Berlin & BrandenburgGedenken an Erschießung von drei Jugendlichen vor 80 Jahren

Kurz nach Ende des NS-Regimes wurden drei Jugendliche unter sowjetischer Besatzung erschossen. Die Gedenkstätte Leistikowstraße erinnert dem Schicksal der 15- und 16-Jährigen.
Potsdam (dpa/bb) - Die Gedenkstätte Leistikowstraße erinnert an den 80. Jahrestag der Erschießung von drei Potsdamer Jugendlichen durch den sowjetischen Geheimdienst.
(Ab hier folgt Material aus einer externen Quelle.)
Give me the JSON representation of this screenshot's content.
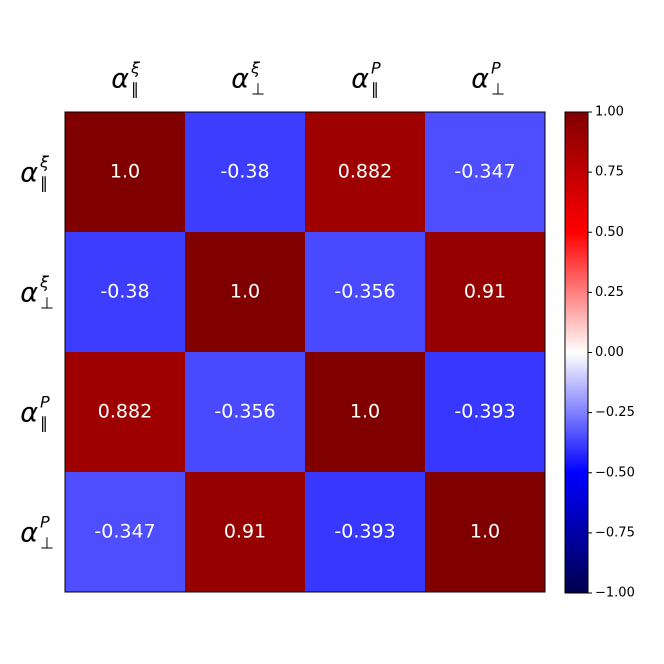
{
  "chart_data": {
    "type": "heatmap",
    "row_labels": [
      {
        "symbol": "α",
        "sup": "ξ",
        "sub": "∥"
      },
      {
        "symbol": "α",
        "sup": "ξ",
        "sub": "⊥"
      },
      {
        "symbol": "α",
        "sup": "P",
        "sub": "∥"
      },
      {
        "symbol": "α",
        "sup": "P",
        "sub": "⊥"
      }
    ],
    "col_labels": [
      {
        "symbol": "α",
        "sup": "ξ",
        "sub": "∥"
      },
      {
        "symbol": "α",
        "sup": "ξ",
        "sub": "⊥"
      },
      {
        "symbol": "α",
        "sup": "P",
        "sub": "∥"
      },
      {
        "symbol": "α",
        "sup": "P",
        "sub": "⊥"
      }
    ],
    "values": [
      [
        1.0,
        -0.38,
        0.882,
        -0.347
      ],
      [
        -0.38,
        1.0,
        -0.356,
        0.91
      ],
      [
        0.882,
        -0.356,
        1.0,
        -0.393
      ],
      [
        -0.347,
        0.91,
        -0.393,
        1.0
      ]
    ],
    "value_labels": [
      [
        "1.0",
        "-0.38",
        "0.882",
        "-0.347"
      ],
      [
        "-0.38",
        "1.0",
        "-0.356",
        "0.91"
      ],
      [
        "0.882",
        "-0.356",
        "1.0",
        "-0.393"
      ],
      [
        "-0.347",
        "0.91",
        "-0.393",
        "1.0"
      ]
    ],
    "colormap": "seismic",
    "clim": [
      -1,
      1
    ],
    "cticks": [
      {
        "value": 1,
        "label": "1.00"
      },
      {
        "value": 0.75,
        "label": "0.75"
      },
      {
        "value": 0.5,
        "label": "0.50"
      },
      {
        "value": 0.25,
        "label": "0.25"
      },
      {
        "value": 0,
        "label": "0.00"
      },
      {
        "value": -0.25,
        "label": "−0.25"
      },
      {
        "value": -0.5,
        "label": "−0.50"
      },
      {
        "value": -0.75,
        "label": "−0.75"
      },
      {
        "value": -1,
        "label": "−1.00"
      }
    ]
  }
}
Geplant ist laut Gedenkstätte eine Filmvorführung und ein Gespräch mit dem Enkel des einzigen überlebenden Jugendlichen aus der Gruppe.
Die vier Jugendlichen im Alter von 15 und 16 waren vom sowjetischen Geheimdienst im Jahr 1945 gefasst worden. Ihnen wurde Waffenbesitz, Waffenbeschaffung und die Vorbereitung einer terroristischen Aktion vorgeworfen. Diese habe sich mutmaßlich gegen die sowjetische Besatzungsmacht gerichtet, sagte ein Sprecher der Stiftung Brandenburgische Gedenkstätten.
Im Januar 1946 verurteilte ein Sowjetisches Militärtribunal die vier Potsdamer Jugendlichen zum Tode. Drei Monate warteten sie laut Stiftung im Gefängnis auf die Beantwortung ihres Gnadengesuchs. Einer von ihnen wurde als einziger zu einer 20-jährigen Haftstrafe begnadigt. Warum lediglich einer Begnadigung stattgegeben wurde, sei heute nicht sicher belegt, sagte der Stiftungssprecher. Die anderen drei Jugendlichen wurden am 18. April 1946 an einem unbekannten Ort erschossen.